New Delhi: The Delhi High Court has awarded Rs 30 lakh damages to Microsoft Corporation, Adobe Systems and Quest Software while restraining a company based in the national capital from using or distributing their pirated and unlicensed software.
Justice V Kameswar Rao said in the absence of any defence of the Nehru Place's firm and the magnitude of the violation carried out by the defendants, the three companies are entitled for damages and Rs 30 lakh be equally shared by them.
The high court's order came on a suit filed by Microsoft Corporation, Adobe Systems and Quest Software against a firm named 'Chetu' which provided IT services and solutions to its clients, and related parties, after they came to know that the company was using their unlicensed/pirated software programs on its computers.
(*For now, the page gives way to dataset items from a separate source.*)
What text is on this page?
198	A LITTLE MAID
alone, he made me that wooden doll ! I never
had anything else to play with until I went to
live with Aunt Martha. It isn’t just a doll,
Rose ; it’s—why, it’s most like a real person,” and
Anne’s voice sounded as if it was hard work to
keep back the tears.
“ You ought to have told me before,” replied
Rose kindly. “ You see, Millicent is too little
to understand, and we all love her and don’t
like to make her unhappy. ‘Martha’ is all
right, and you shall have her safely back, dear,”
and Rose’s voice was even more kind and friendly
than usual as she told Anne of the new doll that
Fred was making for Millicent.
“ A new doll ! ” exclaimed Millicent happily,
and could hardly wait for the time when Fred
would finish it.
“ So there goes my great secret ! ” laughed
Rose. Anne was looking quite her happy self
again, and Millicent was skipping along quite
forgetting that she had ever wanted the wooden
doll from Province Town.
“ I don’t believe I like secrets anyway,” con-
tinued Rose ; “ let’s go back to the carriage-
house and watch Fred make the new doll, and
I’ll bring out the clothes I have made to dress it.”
The high court restrained the defendants, their principal officers, directors, agents, franchisees, servants, and all others acting for and on their behalf are restrained from directly or indirectly using for any kind of computer related activities or otherwise, pirated/counterfeit/unlicensed softwares of the Plaintiffs.
The lawsuit said to determine the sphere of activities of the defendants, they hired an independent investigator to carry out an investigation into their activities.
During the investigation, it was found that there are around 300 computer systems at Chetu, which are operating upon software programs such as Microsoft Office and there was no installation of Open Office on any of the computer systems.
It was further revealed that 40 to 50 employees at the firm were working on software programs such as Adobe Illustrator, Adobe Flash, Adobe Photoshop, Adobe CS3 and Adobe Reader.
The defendant firm claimed in the court that it was a fully licensed Microsoft certified old partner since 2003 and its use of Microsoft products is governed by the terms of the Microsoft Partner Network Agreement.
However, when the plaintiffs (Microsoft, Adobe and Quest) conducted a license check within their database, it revealed that there were no substantial licences purchased in the name of the defendant or its related parties.